La recrue mongole Asahifuji porte de grandes attentes avec son nom de ring
TOKYO – Prêt à faire ses débuts en tant que lutteur classé au tournoi du Grand Sumo du Nouvel An qui débute dimanche, la recrue mongole Asahifuji attire déjà l'attention grâce à son illustre nom de ring et ses performances impressionnantes à l'entraînement.
S'il est rare qu'un nouveau lutteur hérite du nom d'un ancien yokozuna, le talentueux jeune homme de 23 ans a été jugé digne de ce nom par son ancien maître d'écurie, l'ancien grand champion homonyme qui a remporté quatre Coupes de l'Empereur entre 1988 et 1991.
Asahifuji, de son vrai nom Battsetseg Ochirsaikhan, a déjà fait ses preuves lors de l'entraînement dans son écurie d'Isegahama pour des lutteurs maegashira accomplis de première division tels que Yoshinofuji et Hakunofuji, anciennement Hakuoho.
« Je n'y suis pas encore habitué », a déclaré Asahifuji à propos de son célèbre nom, après être monté sur le ring pour la première fois dans une compétition de maezumo hors classement lors du Grand Tournoi de Sumo de Kyushu en novembre.

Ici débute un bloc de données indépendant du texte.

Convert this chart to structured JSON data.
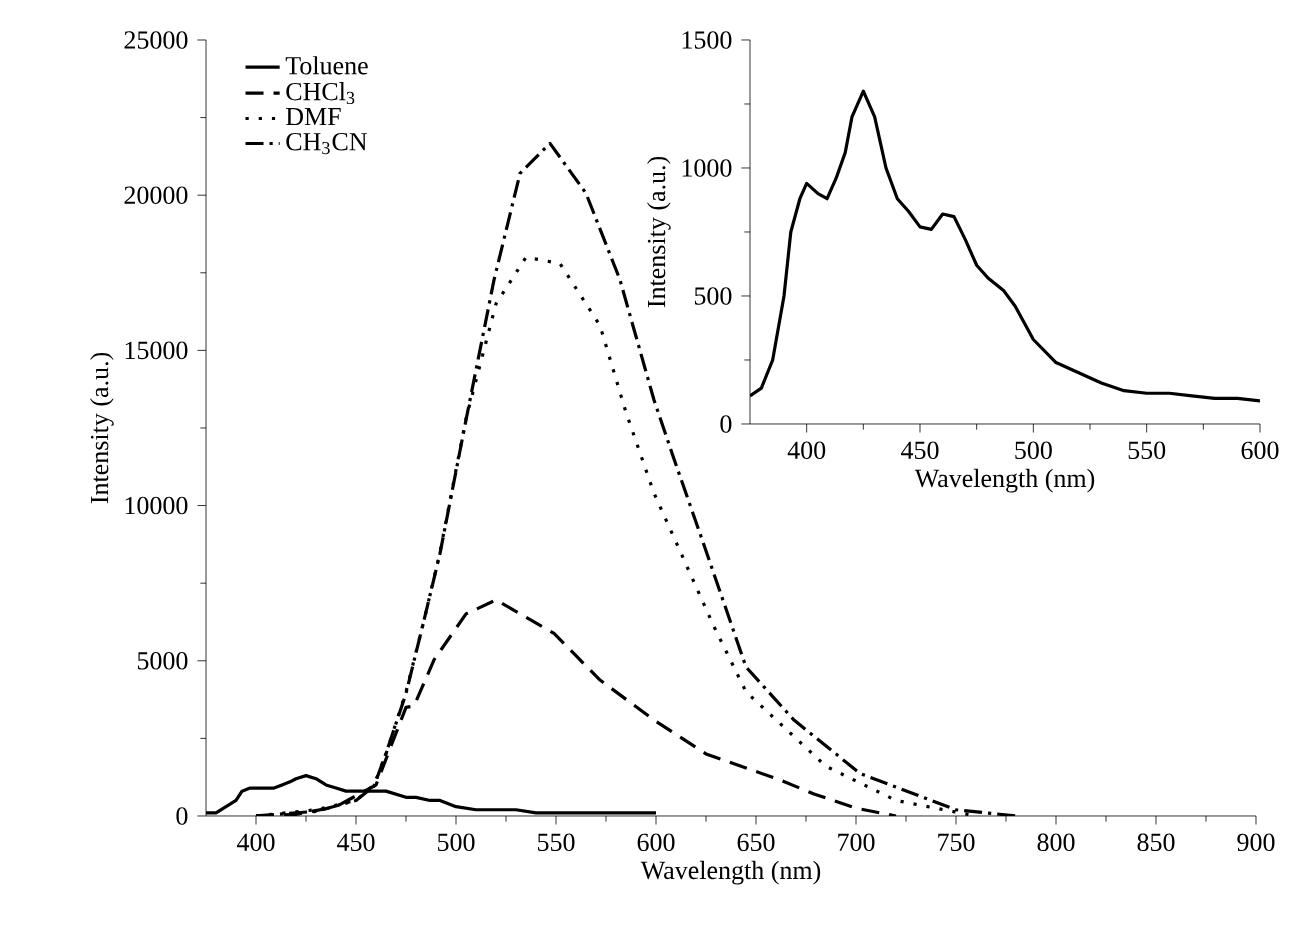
{
  "chart_data": [
    {
      "type": "line",
      "xlabel": "Wavelength (nm)",
      "ylabel": "Intensity (a.u.)",
      "xlim": [
        375,
        900
      ],
      "ylim": [
        0,
        25000
      ],
      "xticks": [
        400,
        450,
        500,
        550,
        600,
        650,
        700,
        750,
        800,
        850,
        900
      ],
      "yticks": [
        0,
        5000,
        10000,
        15000,
        20000,
        25000
      ],
      "legend": "top left",
      "series": [
        {
          "name": "Toluene",
          "color": "#000000",
          "line_style": "solid",
          "x": [
            375,
            380,
            385,
            390,
            393,
            397,
            400,
            405,
            409,
            413,
            417,
            420,
            425,
            430,
            435,
            440,
            445,
            450,
            455,
            460,
            465,
            470,
            475,
            480,
            487,
            492,
            500,
            510,
            520,
            530,
            540,
            550,
            560,
            570,
            580,
            590,
            600
          ],
          "values": [
            100,
            100,
            300,
            500,
            800,
            900,
            900,
            900,
            900,
            1000,
            1100,
            1200,
            1300,
            1200,
            1000,
            900,
            800,
            800,
            800,
            800,
            800,
            700,
            600,
            600,
            500,
            500,
            300,
            200,
            200,
            200,
            100,
            100,
            100,
            100,
            100,
            100,
            100
          ]
        },
        {
          "name": "CHCl$_{3}$",
          "color": "#000000",
          "line_style": "dashed",
          "x": [
            400,
            420,
            440,
            460,
            475,
            479,
            489,
            505,
            520,
            549,
            572,
            599,
            625,
            662,
            679,
            700,
            720
          ],
          "values": [
            0,
            50,
            300,
            1000,
            3500,
            3540,
            5030,
            6510,
            6960,
            5880,
            4380,
            3090,
            2000,
            1160,
            710,
            250,
            0
          ]
        },
        {
          "name": "DMF",
          "color": "#000000",
          "line_style": "dotted",
          "x": [
            400,
            430,
            450,
            459,
            465,
            475,
            484,
            492,
            505,
            520,
            535,
            552,
            572,
            585,
            599,
            629,
            645,
            685,
            720,
            760
          ],
          "values": [
            0,
            200,
            500,
            1000,
            2000,
            4000,
            6300,
            8500,
            12800,
            16500,
            18000,
            17800,
            15800,
            13000,
            10400,
            6100,
            4000,
            1600,
            500,
            0
          ]
        },
        {
          "name": "CH$_{3}$CN",
          "color": "#000000",
          "line_style": "dashdot",
          "x": [
            400,
            430,
            450,
            459,
            465,
            475,
            484,
            492,
            505,
            519,
            532,
            547,
            565,
            582,
            599,
            609,
            622,
            645,
            669,
            702,
            750,
            780
          ],
          "values": [
            0,
            150,
            500,
            960,
            2020,
            3950,
            6310,
            8460,
            12760,
            17270,
            20700,
            21670,
            20060,
            17270,
            13400,
            11500,
            9100,
            4800,
            3090,
            1370,
            200,
            0
          ]
        }
      ]
    },
    {
      "type": "line",
      "xlabel": "Wavelength (nm)",
      "ylabel": "Intensity (a.u.)",
      "xlim": [
        375,
        600
      ],
      "ylim": [
        0,
        1500
      ],
      "xticks": [
        400,
        450,
        500,
        550,
        600
      ],
      "yticks": [
        0,
        500,
        1000,
        1500
      ],
      "series": [
        {
          "color": "#000000",
          "line_style": "solid",
          "x": [
            375,
            380,
            385,
            390,
            393,
            397,
            400,
            405,
            409,
            413,
            417,
            420,
            425,
            430,
            435,
            440,
            445,
            450,
            455,
            460,
            465,
            470,
            475,
            480,
            487,
            492,
            500,
            510,
            520,
            530,
            540,
            550,
            560,
            570,
            580,
            590,
            600
          ],
          "values": [
            110,
            140,
            250,
            500,
            750,
            880,
            940,
            900,
            880,
            960,
            1060,
            1200,
            1300,
            1200,
            1000,
            880,
            830,
            770,
            760,
            820,
            810,
            720,
            620,
            570,
            520,
            460,
            330,
            240,
            200,
            160,
            130,
            120,
            120,
            110,
            100,
            100,
            90
          ]
        }
      ]
    }
  ]
}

Il a remporté trois victoires consécutives à Fukuoka pour mériter sa place parmi les concurrents classés et portait le même tablier de cérémonie « kesho mawashi » lors de l'annonce de sa promotion que son estimé prédécesseur utilisait également.
Bien qu'il vive dans l'écurie depuis 2021 après avoir obtenu son diplôme d'un lycée de la préfecture de Kanagawa, il a vu ses débuts suspendus en raison de la règle de l'Association japonaise de sumo limitant chaque écurie à un lutteur né à l'étranger.
La retraite de l'ancien yokozuna Terunofuji d'origine mongole en janvier 2024 a permis à Asahifuji de trouver enfin son nom classé dans le jonokuchi, le niveau le plus bas de la pyramide du sport, pour la prochaine compétition au Ryogoku Kokugikan de Tokyo.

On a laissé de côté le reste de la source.